(Your weekly dose of Silver Screen & Roll goodness. My newest. Dig it)
“In basketball you can get a unique team and Miami has a unique team. They have great three-point shooting and they’re never out of a game because of that and then they have the best player in the game who does all the little things. I never thought this streak would live forever, no…I just think it’s a streak that could very easily be broken this year.”–Jerry West, Hall of Famer and member of the 1971-1972 NBA Champion Los Angeles Lakers
The 1971-1972 Los Angeles Lakers accomplished what no professional team had ever done before–in fact, it wasn’t even close. That LA team won 33 straight games, which still stands as an NBA record today. That streak was 13 more than the 20-gamer by the 1970-1971 Milwaukee Bucks, who were on their way to the town’s only NBA championship.
The Lakers did all this on the amazing play of three Hall of Fame players, and the inspiration of one more. West, Wilt Chamberlain and Gail Goodrich teamed up to form one of the most lethal inside-out combinations of all time, their play spurred on by the surprise early season retirement of Elgin Baylor. The first of their 33 straight began on November 5th, 1971 and ended nearly two months later on January 9th, 1972 in a 120-104 loss to Kareem Abdul-Jabbar and his Milwaukee Bucks. The wins helped the Lakers set an NBA record at 69-13, a mark that stood for 24 years until Michael Jordan and the Chicago Bulls broke it. Regular season immortality wasn’t enough for that Lakers team–a few months after their win streak ended, the Lakers won the franchise’s first title in Los Angeles, a first for West and a second for Chamberlain.

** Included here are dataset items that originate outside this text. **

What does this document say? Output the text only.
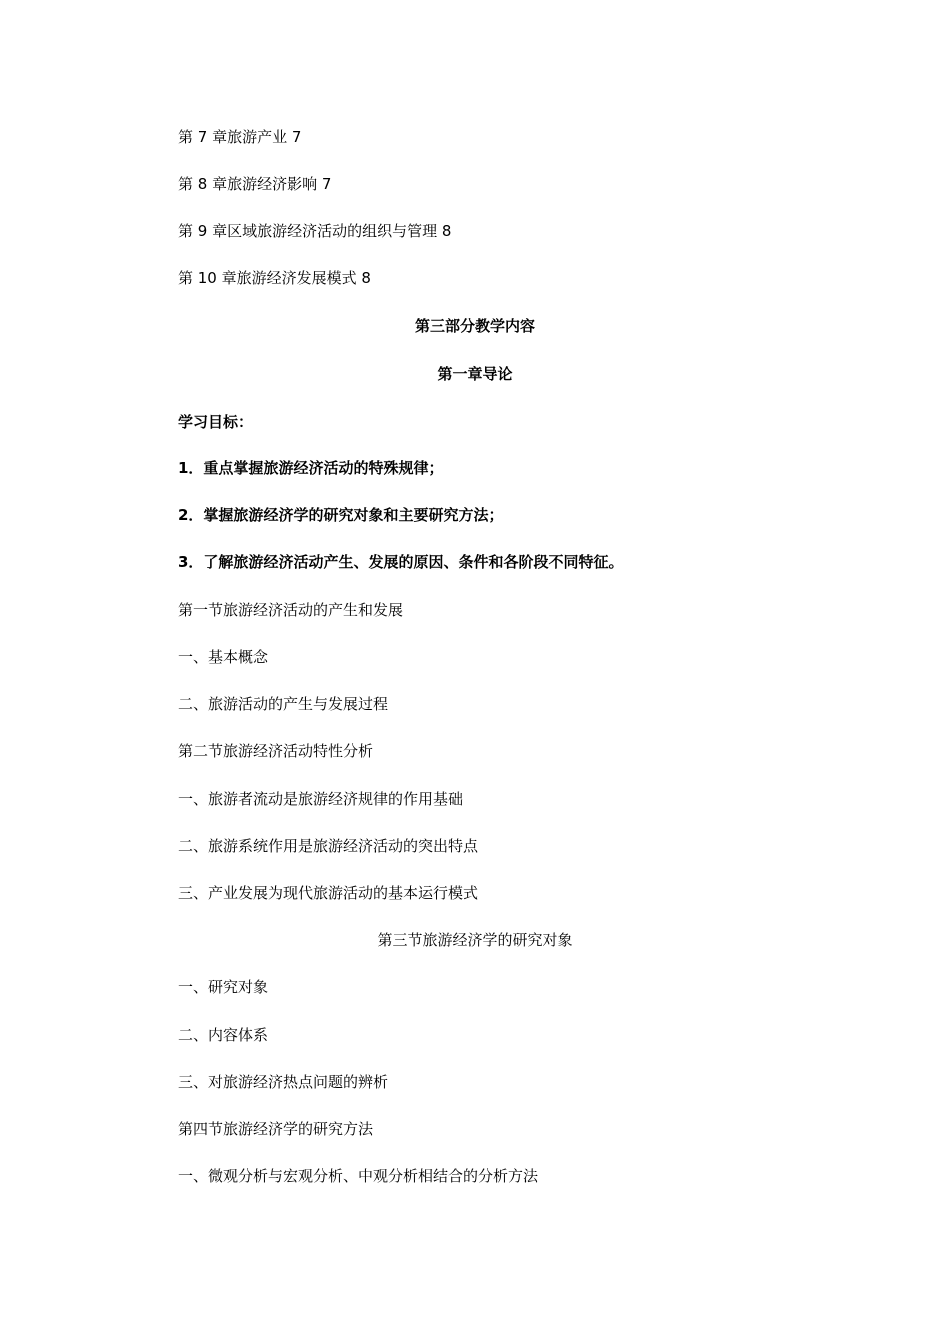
第 7 章旅游产业 7

第 8 章旅游经济影响 7

第 9 章区域旅游经济活动的组织与管理 8

第 10 章旅游经济发展模式 8

第三部分教学内容

第一章导论

学习目标：

1．重点掌握旅游经济活动的特殊规律；

2．掌握旅游经济学的研究对象和主要研究方法；

3．了解旅游经济活动产生、发展的原因、条件和各阶段不同特征。

第一节旅游经济活动的产生和发展

一、基本概念

二、旅游活动的产生与发展过程

第二节旅游经济活动特性分析

一、旅游者流动是旅游经济规律的作用基础

二、旅游系统作用是旅游经济活动的突出特点

三、产业发展为现代旅游活动的基本运行模式

第三节旅游经济学的研究对象

一、研究对象

二、内容体系

三、对旅游经济热点问题的辨析

第四节旅游经济学的研究方法

一、微观分析与宏观分析、中观分析相结合的分析方法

But now this 40-year-old record is on the verge of being broken by LeBron James, Dwyane Wade, Chris Bosh and the rest of the Miami Heat. The reigning NBA champions have won 24 straight games which now ranks as the second-most all-time. With only 3 of their next 10 games against playoff teams, what was once thought of as an unbreakable streak is now within range of turning breakable.
Inevitably, there have been comparisons between these two teams, with the Worldwide Leader summoning up images of West, Chamberlain and company with every Heat victory. At this point, there’s little doubt that the Lakers’ 33-game streak is the more impressive of the two. However, with the improvements in sports science and scouting, as well as the expansive media and public scrutiny following the team, is winning 24 games in today’s NBA more impressive than it would have been in 1972? Is what LeBron and company are doing that much more difficult than how West’s Lakers glided through one of the low points in league history?